John Wick Chapter 3 – Parabellum (2019) continues the best action series of this decade in a strong fashion. Director Chad Stahelski and star Keanu Reeves deliver the next entry, which continues to evolve the world and characters established back in John Wick (2014) – although there are a few elements that feel like character missteps. Even so, you can’t deny how excellent this film is, and how the continued weaving of comedic elements – started with Laurence Fishburne’s character in Chapter 2 – manage to make this dark action thriller even more entertaining.
John Wick: Chapter 3 Parabellum changes the tone of the series, but still gives plenty of action to love
Be warned that John Wick Chapter 1 and 2 will be spoiled in this review, but Chapter 3 – Parabellum will remain spoiler-free. John Wick is on the run after being listed as excommunicado by the Continental, and a 14 million dollar bounty on his head has every assassin in the world looking to make the kill. He seeks out any contacts who might be willing to help him, leading him on a worldwide journey in hopes of staying alive.
Fan of the first two films will be happy to see that the action hasn’t deviated much. The set pieces are a little bigger, and many of the fights feel a little prolonged, with fewer henchmen dying in each. This is one of the few issues I really had with the movie, as Wick’s tactical style of fighting has felt like such a defining characteristic. Instead of quick takedowns and multiple kills, the fights in John Wick Chapter 3 are often prolonged with far fewer kills, which is more traditional of other action movies. The bad guys fall down to the awesome fighting skills of Wick, but unlike the previous two films where he would finish them, he often chooses to leave them alive, allowing them to get back up and into the fight again. Not a major complaint, but one that kept nagging at me, forcing me to rewatch the second film before writing this to confirm my observations.
Despite that nitpick, I really enjoyed so much of the story in Chapter 3. The world building of the John Wickiverse has, from the beginning, been one of my favorite things. It grew quite a bit in Chapter 2, and that continues exponentially in the new film. The number of assassins implied by the last scene in Chapter 2 was a little alarming, as it seems to indicate that most of New York, at the very least, is actually just a bunch of assassins. So, going into this movie, there was an awareness that Wick would be on the run for a majority of the film – and it works for some fun action as he tries to escape New York. The infamous scene of him fighting guys on motorcycles while he was upon a horse, which was a highlight of the marketing campaign, really sets both the running tone and the action’s heightened reality.

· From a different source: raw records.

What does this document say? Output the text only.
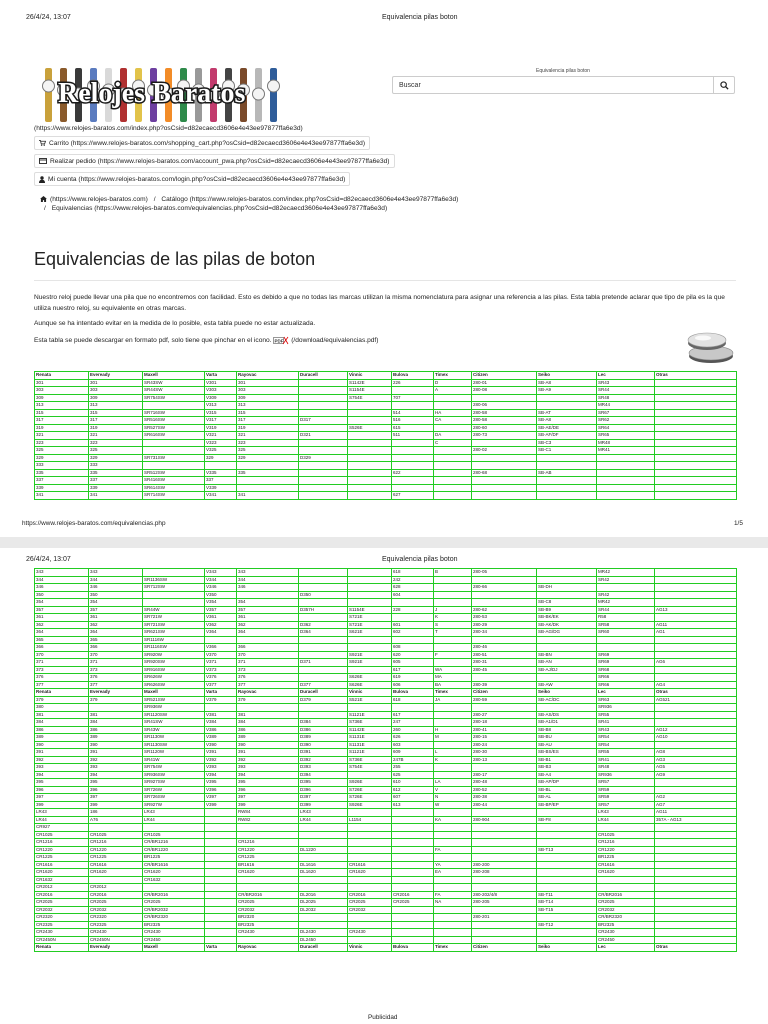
26/4/24, 13:07	Equivalencia pilas boton
Relojes Baratos
(https://www.relojes-baratos.com/index.php?osCsid=d82ecaecd3606e4e43ee97877ffa6e3d)
Equivalencia pilas boton
Buscar
Carrito (https://www.relojes-baratos.com/shopping_cart.php?osCsid=d82ecaecd3606e4e43ee97877ffa6e3d)
Realizar pedido (https://www.relojes-baratos.com/account_pwa.php?osCsid=d82ecaecd3606e4e43ee97877ffa6e3d)
Mi cuenta (https://www.relojes-baratos.com/login.php?osCsid=d82ecaecd3606e4e43ee97877ffa6e3d)
(https://www.relojes-baratos.com) / Catálogo (https://www.relojes-baratos.com/index.php?osCsid=d82ecaecd3606e4e43ee97877ffa6e3d)
/ Equivalencias (https://www.relojes-baratos.com/equivalencias.php?osCsid=d82ecaecd3606e4e43ee97877ffa6e3d)
Equivalencias de las pilas de boton
Nuestro reloj puede llevar una pila que no encontremos con facilidad. Esto es debido a que no todas las marcas utilizan la misma nomenclatura para asignar una referencia a las pilas. Esta tabla pretende aclarar que tipo de pila es la que utiliza nuestro reloj, su equivalente en otras marcas.
Aunque se ha intentado evitar en la medida de lo posible, esta tabla puede no estar actualizada.
Esta tabla se puede descargar en formato pdf, solo tiene que pinchar en el icono. PDF (/download/equivalencias.pdf)
Renata	Eveready	Maxell	Varta	Rayovac	Duracell	Vinnic	Bulova	Timex	Citizen	Seiko	Lec	Otras
301	301	SR43SW	V301	301		S1142E	226	D	280-01	SB-A8	SR43	
303	303	SR44SW	V303	303		S1154E		A	280-08	SB-A9	SR44	
309	309	SR754SW	V309	309		S754E	707				SR48	
313	313		V313	313					280-06		MR44	
315	315	SR716SW	V315	315			514	HA	280-58	SB-AT	SR67	
317	317	SR516SW	V317	317	D317		516	CA	280-58	SB-A8	SR62	
319	319	SR527SW	V319	319		S526E	615		280-60	SB-AE/DE	SR64	
321	321	SR616SW	V321	321	D321		511	DA	280-73	SB-AF/DF	SR65	
323	323		V323	323				C		SB-C3	MR48	
325	325		V325	325					280-02	SB-C1	MR41	
329	329	SR731SW	329	329	D329							
333	333											
335	335	SR512SW	V335	335			622		280-68	SB-AB		
337	337	SR416SW	337									
339	339	SR614SW	V339									
341	341	SR714SW	V341	341			627					
https://www.relojes-baratos.com/equivalencias.php	1/5
26/4/24, 13:07	Equivalencia pilas boton
343	343		V343	343			618	B	280-05		MR42	
344	344	SR1136SW	V344	344			242				SR42	
346	346	SR712SW	V346	346			628		280-66	SB-DH		
350	350		V350		D350		604				SR42	
354	354		V354	354						SB-C8	MR42	
357	357	SR44W	V357	357	D357H	S1154E	228	J	280-62	SB-B9	SR44	AG13
361	361	SR721W	V361	361		S721E		K	280-53	SB-BK/EK	R58	
362	362	SR721SW	V362	362	D362	S721E	601	S	280-29	SB-AK/DK	SR58	AG11
364	364	SR621SW	V364	364	D364	S621E	602	T	280-34	SB-AG/DG	SR60	AG1
365	365	SR1116W										
366	366	SR1116SW	V366	366			608		280-46			
370	370	SR920W	V370	370		S921E	620	F	280-51	SB-BN	SR69	
371	371	SR920SW	V371	371	D371	S921E	605		280-31	SB-AN	SR69	AG6
373	373	SR916SW	V373	373			617	WA	280-45	SB-AJ/DJ	SR68	
376	376	SR626W	V376	376		S626E	619	MA			SR66	
377	377	SR626SW	V377	377	D377	S626E	606	BA	280-39	SB-AW	SR66	AG4
Renata	Eveready	Maxell	Varta	Rayovac	Duracell	Vinnic	Bulova	Timex	Citizen	Seiko	Lec	Otras
379	379	SR521SW	V379	379	D379	S521E	618	JA	280-59	SB-AC/DC	SR63	AG521
380		SR936W									SR936	
381	381	SR1120SW	V381	381		S1121E	617		280-27	SB-AS/DS	SR55	
384	384	SR41SW	V384	384	D384	S736E	247		280-18	SB-A1/D1	SR41	
386	386	SR43W	V386	386	D386	S1142E	260	H	280-41	SB-B8	SR43	AG12
389	389	SR1130W	V389	389	D389	S1131E	626	M	280-15	SB-BU	SR54	AG10
390	390	SR1130SW	V390	390	D390	S1131E	603		280-24	SB-AU	SR54	
391	391	SR1120W	V391	391	D391	S1121E	609	L	280-30	SB-BS/ES	SR55	AG8
392	392	SR41W	V392	392	D392	S736E	247B	K	280-13	SB-B1	SR41	AG3
393	393	SR754W	V393	393	D393	S754E	255			SB-B3	SR48	AG5
394	394	SR936SW	V394	394	D394		625		280-17	SB-A4	SR936	AG9
395	395	SR927SW	V395	395	D395	S926E	610	LA	280-48	SB-AP/DP	SR57	
396	396	SR726W	V396	396	D396	S726E	612	V	280-52	SB-BL	SR59	
397	397	SR726SW	V397	397	D397	S726E	607	N	280-38	SB-AL	SR59	AG2
399	399	SR927W	V399	399	D399	S926E	613	W	280-44	SB-BP/EP	SR57	AG7
LR43	186	LR43		RW84	LR43						LR43	AG11
LR44	A76	LR44		RW82	LR44	L1154		KA	280-904	SB-F8	LR44	357A - AG13
CR927												
CR1025	CR1025	CR1025									CR1025	
CR1216	CR1216	CR/BR1216		CR1216							CR1216	
CR1220	CR1220	CR/BR1220		CR1220	DL1220			FA		SB-T13	CR1220	
CR1225	CR1225	BR1225		CR1225							BR1225	
CR1616	CR1616	CR/BR1616		BR1616	DL1616	CR1616		YA	280-200		CR1616	
CR1620	CR1620	CR1620		CR1620	DL1620	CR1620		EA	280-208		CR1620	
CR1632		CR1632										
CR2012	CR2012											
CR2016	CR2016	CR/BR2016		CR/BR2016	DL2016	CR2016	CR2016	FA	280-202/4/8	SB-T11	CR/BR2016	
CR2025	CR2025	CR2025		CR2025	DL2025	CR2025	CR2025	NA	280-205	SB-T14	CR2025	
CR2032	CR2032	CR/BR2032		CR2032	DL2032	CR2032				SB-T15	CR2032	
CR2320	CR2320	CR/BR2320		BR2320					280-201		CR/BR2320	
CR2325	CR2325	BR2325		BR2325						SB-T12	BR2325	
CR2430	CR2430	CR2430		CR2430	DL2430	CR2430					CR2430	
CR2450N	CR2450N	CR2450			DL2450						CR2450	
Renata	Eveready	Maxell	Varta	Rayovac	Duracell	Vinnic	Bulova	Timex	Citizen	Seiko	Lec	Otras
Publicidad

Over three films, we’ve been introduced to several other important characters like Winston (Ian McShane) and Bowery King (Laurence Fishburne), who return for this entry. However, much like we get to see another Continental in the second film, Wick travels to yet another location to meet with an old friend, Sofia (Halle Barry). Her character and the back story – which is heavily dumped in a scene of quick exposition – lead to some very cool action sequences. There are a few other characters who get far less to do, and some work better than others. The clear standout is Zero (Mark Dacascos), who becomes a sort of a rival to Wick. I’ve been familiar with Dacascos for a long time, and I didn’t even recognize him in this role. He’s the perfect level of camp and action that really make his scenes memorable.
Odds are that if you are a fan of the first two films, you’ll be satisfied with the third. I have been itching to go and watch it again. The John Wick movies have been among my favorite over the last five years, and I’m glad they’ve yet to make any major missteps. John Wick: Chapter 3 – Parabellum earns the Not Quite Golden, Ponyboy rating.